This is a proposal
I’d support. Whilst giving tax relief to
encourage people to save for their retirement through recognised pension
schemes is a sensible approach, the current system allows disproportionate
benefit to higher rate tax payers. It’s
an example of a state ‘benefit’ which aids the most well-off more than the
poorest.
Sadly, the rumours
suggest that rather than limiting tax relief to basic rate, he will instead
propose a cut off point for the maximum level of tax free contributions. Still, it’s at least a nod in the right
direction, even if it limits the impact to those earning £200,000 or more a
year.
It was the CBI’s
response which struck me. It warned that
setting the maximum pension contribution level any lower than £50,000 a year
would “hit vast swathes of middle-income earners”. In short, they believe that people who are able
to save £40,000 a year out of their income towards their retirement are “middle
earners”. It’s hard to believe that they
inhabit the same planet as the rest of us.
2 comments:
Lets face it John for the majority of the members of the CBI £40,000 is chickenfeed.

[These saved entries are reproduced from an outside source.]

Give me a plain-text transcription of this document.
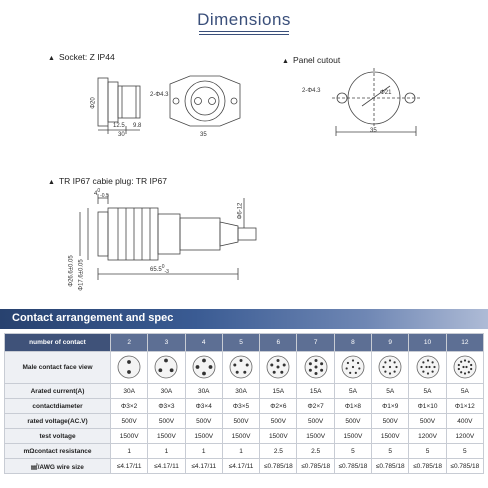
Dimensions
▲ Socket: Z IP44
Φ20
12.5 9.8
30
2-Φ4.3
35
▲ Panel cutout
2-Φ4.3	Φ21
35
▲ TR IP67 cabie plug: TR IP67
$4^0_{-0.5}$
Φ6-12
Φ26.6±0.05 Φ17.6±0.05	$65.5^0_{-3}$
Contact arrangement and spec
number of contact	2	3	4	5	6	7	8	9	10	12
Male contact face view										
Arated current(A)	30A	30A	30A	30A	15A	15A	5A	5A	5A	5A
contactdiameter	Φ3×2	Φ3×3	Φ3×4	Φ3×5	Φ2×6	Φ2×7	Φ1×8	Φ1×9	Φ1×10	Φ1×12
rated voltage(AC.V)	500V	500V	500V	500V	500V	500V	500V	500V	500V	400V
test voltage	1500V	1500V	1500V	1500V	1500V	1500V	1500V	1500V	1200V	1200V
mΩcontact resistance	1	1	1	1	2.5	2.5	5	5	5	5
㎟/AWG wire size	≤4.17/11	≤4.17/11	≤4.17/11	≤4.17/11	≤0.785/18	≤0.785/18	≤0.785/18	≤0.785/18	≤0.785/18	≤0.785/18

They probably think that £100,000 a year is what lower management earn.
And probably that even more powerful Institute of Directors think that anyone earning under £250,000is probably a middle earner.
I'm not surprised by the CBI this response about middle earners saving 50 K. People that save less than that don't count in that book, a rather like the 47% that Mitt Romney was speaking about in the U.S. presidential election was not worth worrying about as regards support they don't contribute anything. I'm sure that the CBI probably take the same view. It's not that they don't live in the real world we don't exist in theirs. And yet it is the middle class (by the American definition) that is the backbone of society, who spend most of their money on taxes and the economy, they don't save anything because they do not make enough money to be able to save.